After working through some lower-grade material at the Greens Creek mine in Alaska, furthermore, total 2012 output now looks to fall a bit shy of the earlier target of 7 million ounces. Still, Greens Creek will yield "greater than six million ounces" for the year.
Although Hecla has not been immune to the intense cost pressures that are plaguing the precious-metal mining industry, its second-quarter cash cost of just $1.03 per ounce (net of by-product credits) remains among the lowest in the business. But don't be lulled into total complacency by cash costs alone, as those are often principally a reflection of the multi-metallic richness of a deposit. Hecla did see a 23% surge in per-ton mining costs at Greens Creek due (primarily) to the "increased use of contract miners." Monitoring cost structures beyond the frequently touted cash cost figures is the responsibility of every single mining investor, and Fortuna Silver Mines (NYSE: FSM ) offers a poignant example of what can happen when those cost structures take a turn for the worse.
But today I wish to focus instead upon the extremely positive steps Hecla is undertaking to build a rock-solid foundation for its long-term growth pipeline. First, Hecla is investing heavily in its two existing mines with projected 2012 capital expenditures of $130 million (predominantly at Greens Creek). Next, Hecla has stepped-up its exploration and pre-development efforts throughout its peer-leading portfolio of past-producing silver assets that guarantee Hecla's sustained presence as powerful force within the silver industry for many decades to come.

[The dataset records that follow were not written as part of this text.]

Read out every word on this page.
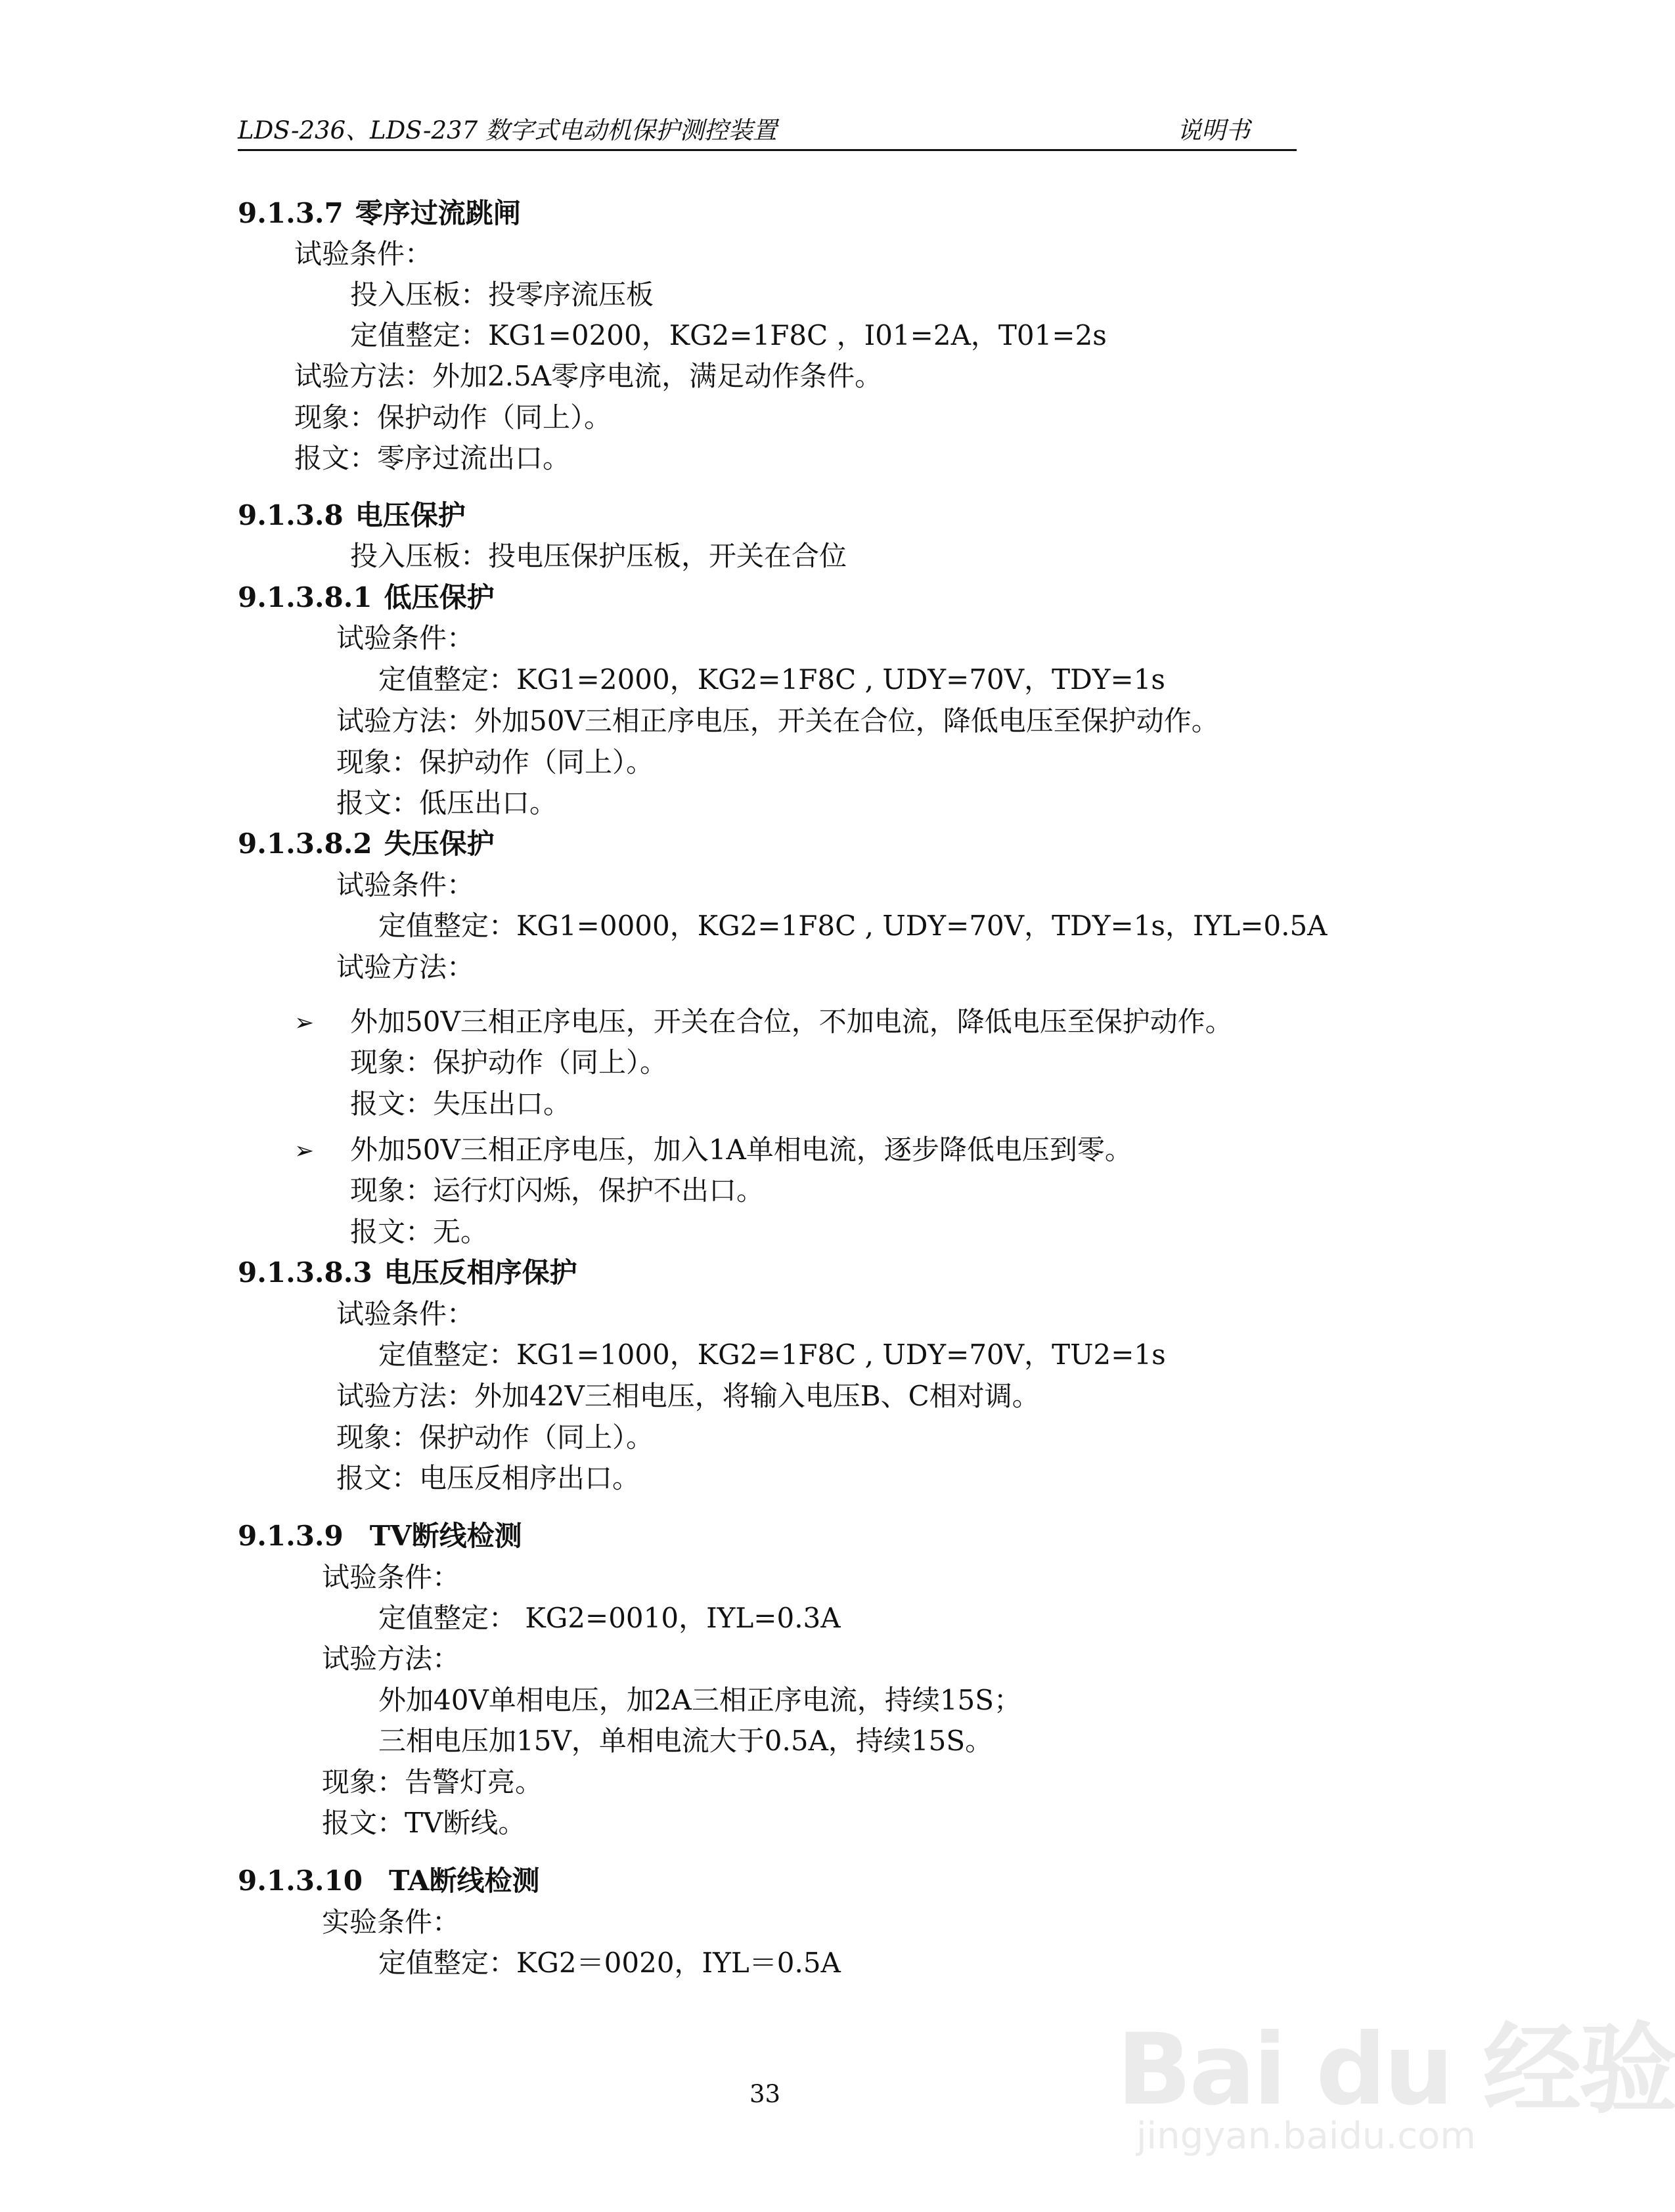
LDS-236、LDS-237 数字式电动机保护测控装置	说明书
9.1.3.7 零序过流跳闸
试验条件：
投入压板：投零序流压板
定值整定：KG1=0200，KG2=1F8C ，I01=2A，T01=2s
试验方法：外加2.5A零序电流，满足动作条件。
现象：保护动作（同上）。
报文：零序过流出口。
9.1.3.8 电压保护
投入压板：投电压保护压板，开关在合位
9.1.3.8.1 低压保护
试验条件：
定值整定：KG1=2000，KG2=1F8C , UDY=70V，TDY=1s
试验方法：外加50V三相正序电压，开关在合位，降低电压至保护动作。
现象：保护动作（同上）。
报文：低压出口。
9.1.3.8.2 失压保护
试验条件：
定值整定：KG1=0000，KG2=1F8C , UDY=70V，TDY=1s，IYL=0.5A
试验方法：
➢ 外加50V三相正序电压，开关在合位，不加电流，降低电压至保护动作。
现象：保护动作（同上）。
报文：失压出口。
➢ 外加50V三相正序电压，加入1A单相电流，逐步降低电压到零。
现象：运行灯闪烁，保护不出口。
报文：无。
9.1.3.8.3 电压反相序保护
试验条件：
定值整定：KG1=1000，KG2=1F8C , UDY=70V，TU2=1s
试验方法：外加42V三相电压，将输入电压B、C相对调。
现象：保护动作（同上）。
报文：电压反相序出口。
9.1.3.9 TV断线检测
试验条件：
定值整定： KG2=0010，IYL=0.3A
试验方法：
外加40V单相电压，加2A三相正序电流，持续15S；
三相电压加15V，单相电流大于0.5A，持续15S。
现象：告警灯亮。
报文：TV断线。
9.1.3.10 TA断线检测
实验条件：
定值整定：KG2＝0020，IYL＝0.5A
33	Bai du 经验
jingyan.baidu.com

Hecla has allocated $23 million toward pre-development activities at the former Star and Noonday mines in Idaho, the Bulldog and Equity mines in Colorado, and the San Sebastian project in Mexico. Hecla continues to enjoy substantial exploration success at each of these important properties and at its flagship mines as well.
Through all the adversity of Hecla's recent past, this company has continued to lay the groundwork for an exceptional growth trajectory to commence the moment Lucky Friday reopens in early 2013. Hecla is targeting organic production growth of 50% from next year's 10 million-ounce mark to reach 15 million ounces by 2017. As I mentioned in my recent discussion of Eldorado Gold (NYSE: EGO ) , I like to account for the unexpected when honing my own expectations for production growth, but I like Hecla's chances for at least reaching something close to that mark. That is why, despite the fact that my bullish CAPScall on Hecla from 2008 remains deep underwater today, the stock remains a top pick among my long-term silver favorites.
With more than $400 million in liquidity, furthermore, Hecla will have opportunities to secure additional growth through strategic acquisitions at some of the lowest per-ounce valuations we've seen in some time. With major miners Pan American Silver (Nasdaq: PAAS ) and Coeur d'Alene Mines (NYSE: CDE ) seemingly stalled near the 20 million-ounce zone, there may yet be time for Hecla to play catch-up and reclaim its historical position among the industry's elite producers. And that, in my view, is how Hecla is heading for higher heights.